Il terzo imbrattamento, volontario o casuale che sia, è quello consumatosi con la denuncia fotografica, da parte di due giornali stavolta di area di destra, Libero e Il Tempo, di un Senato disertato dalle opposizioni nella seduta convocata, pur ad alberi di Natale ancora esposti e illuminati nelle case private e pubbliche, per l’annuncio, arrivo, deposito e quant’altro del decreto legge ormai abituale dal titolo, o soprannome, che parla da solo: mille proroghe, in due o anche in una sola parola.

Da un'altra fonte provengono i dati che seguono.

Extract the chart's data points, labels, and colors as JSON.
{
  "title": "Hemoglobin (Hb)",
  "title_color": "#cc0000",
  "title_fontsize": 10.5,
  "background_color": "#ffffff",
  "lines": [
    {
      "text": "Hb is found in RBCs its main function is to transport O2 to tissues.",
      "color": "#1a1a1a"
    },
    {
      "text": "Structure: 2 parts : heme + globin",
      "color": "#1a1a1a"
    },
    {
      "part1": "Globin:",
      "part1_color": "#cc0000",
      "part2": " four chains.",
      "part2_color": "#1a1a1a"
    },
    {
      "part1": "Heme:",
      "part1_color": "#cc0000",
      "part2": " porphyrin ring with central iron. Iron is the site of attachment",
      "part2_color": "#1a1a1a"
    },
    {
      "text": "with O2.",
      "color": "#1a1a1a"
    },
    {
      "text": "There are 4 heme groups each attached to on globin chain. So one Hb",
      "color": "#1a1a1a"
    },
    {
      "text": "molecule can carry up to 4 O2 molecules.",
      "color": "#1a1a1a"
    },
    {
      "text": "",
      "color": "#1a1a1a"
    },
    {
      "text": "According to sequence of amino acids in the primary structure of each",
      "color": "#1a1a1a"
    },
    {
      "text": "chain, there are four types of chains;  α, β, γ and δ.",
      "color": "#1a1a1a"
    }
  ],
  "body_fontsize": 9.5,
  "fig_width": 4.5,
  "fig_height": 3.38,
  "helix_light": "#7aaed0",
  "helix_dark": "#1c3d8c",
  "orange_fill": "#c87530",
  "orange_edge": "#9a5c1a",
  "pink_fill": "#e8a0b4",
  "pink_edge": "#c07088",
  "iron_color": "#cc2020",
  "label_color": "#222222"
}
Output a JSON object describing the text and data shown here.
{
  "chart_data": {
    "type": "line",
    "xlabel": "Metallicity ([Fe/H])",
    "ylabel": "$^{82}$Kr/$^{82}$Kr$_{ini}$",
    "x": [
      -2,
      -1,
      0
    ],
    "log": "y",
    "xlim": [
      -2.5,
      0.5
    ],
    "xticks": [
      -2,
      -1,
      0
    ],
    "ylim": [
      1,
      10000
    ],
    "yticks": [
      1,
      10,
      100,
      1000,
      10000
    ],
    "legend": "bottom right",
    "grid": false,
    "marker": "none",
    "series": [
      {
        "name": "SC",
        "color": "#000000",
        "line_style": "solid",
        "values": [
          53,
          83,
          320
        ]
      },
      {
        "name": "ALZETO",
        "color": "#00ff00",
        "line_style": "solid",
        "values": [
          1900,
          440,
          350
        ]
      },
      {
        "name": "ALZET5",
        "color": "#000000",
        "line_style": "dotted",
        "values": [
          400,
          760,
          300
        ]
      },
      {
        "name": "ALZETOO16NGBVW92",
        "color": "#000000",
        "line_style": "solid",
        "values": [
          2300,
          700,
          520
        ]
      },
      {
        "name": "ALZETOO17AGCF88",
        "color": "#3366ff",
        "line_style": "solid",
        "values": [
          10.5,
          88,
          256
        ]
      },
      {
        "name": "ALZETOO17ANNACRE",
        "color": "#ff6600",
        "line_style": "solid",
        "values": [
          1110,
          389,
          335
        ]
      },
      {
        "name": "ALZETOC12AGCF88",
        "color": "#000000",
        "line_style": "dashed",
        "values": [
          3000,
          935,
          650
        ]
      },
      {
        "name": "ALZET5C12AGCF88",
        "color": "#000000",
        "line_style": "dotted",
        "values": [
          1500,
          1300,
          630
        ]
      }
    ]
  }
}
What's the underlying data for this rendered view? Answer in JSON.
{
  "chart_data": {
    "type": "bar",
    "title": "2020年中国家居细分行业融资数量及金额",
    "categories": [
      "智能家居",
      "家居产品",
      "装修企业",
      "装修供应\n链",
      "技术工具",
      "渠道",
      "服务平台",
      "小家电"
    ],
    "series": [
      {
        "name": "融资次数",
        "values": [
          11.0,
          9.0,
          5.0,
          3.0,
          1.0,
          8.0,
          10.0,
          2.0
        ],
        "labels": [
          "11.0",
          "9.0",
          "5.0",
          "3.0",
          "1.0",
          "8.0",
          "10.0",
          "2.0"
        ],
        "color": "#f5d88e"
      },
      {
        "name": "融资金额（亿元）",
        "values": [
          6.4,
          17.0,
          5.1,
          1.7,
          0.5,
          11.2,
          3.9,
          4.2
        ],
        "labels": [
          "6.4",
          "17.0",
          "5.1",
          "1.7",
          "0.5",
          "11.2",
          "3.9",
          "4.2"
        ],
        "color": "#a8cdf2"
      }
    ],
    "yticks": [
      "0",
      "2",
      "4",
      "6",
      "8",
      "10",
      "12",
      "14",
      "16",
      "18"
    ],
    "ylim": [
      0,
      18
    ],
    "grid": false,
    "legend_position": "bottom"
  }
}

Un’aula parlamentare desolatamente vuota, in tutti o in una parte cospicua dei suoi settori, fa sempre una certa impressione e, se volete, anche tristezza naturalmente. Ma imbrattarla di una malizia - direi - di sapore qualunquistico, nel segno di un’antipolitica che possiamo considerare indifferentemente figlia o madre dell’antiparlamentarismo, non mi sembra cosa di cui potersi vantare. E tanto meno scambiare per uno scoop.

Si dirà in difesa di questi altri “attivisti” - per rimanere nel solco del direttore di Domani a proposito dei primi imbrattatori- che la seduta di cosiddetto annuncio o arrivo di un decreto legge, da convocare entro cinque giorni, è imposta dall’articolo 77 della Costituzione in un testo concepito e scritto nella presunzione di una effettiva, reale straordinarietà e urgenza dello strumento «temporaneo» - dice anche questo la norma costituzionale - del decreto legge. Ma il deposito, annuncio e quant’altro di simile non significa discussione e votazione in aula, essendo di due mesi il tempo lasciato alle Camere dalla stessa Costituzione per l’approvazione, conversione o come altro volete chiamare il sì del Parlamento. Questo lo capisce anche un alunno di prima elementare, senza bisogno di arrivare all’Università e alla laurea in legge, e tanto meno alla cattedra.

Se il livello di alfabetizzazione giuridica è sceso così in basso nella politica sia di chi la fa sia di chi la racconta e la commenta, è forse il caso di modificare l’articolo 77 della Costituzione con precedenza assoluta, prima di arrivare alle vette del presidenzialismo, e sue varianti, riproposto dalla presidente del Consiglio. Che vi è arrivata peraltro non per prima come da donna a Palazzo Chigi - ma per ultima in una lista di presidenzialisti aperta già nell’Assemblea Costituente dal giurista e azionista Piero Calamandrei.

Questo lo ricordo anche a quelli che in questo 2023 appena cominciato hanno l’aria di salire in montagna, come i padri o nonni partigiani della Resistenza, se davvero si dovesse arrivare all’elezione diretta del Presidente della Repubblica, o del Consiglio.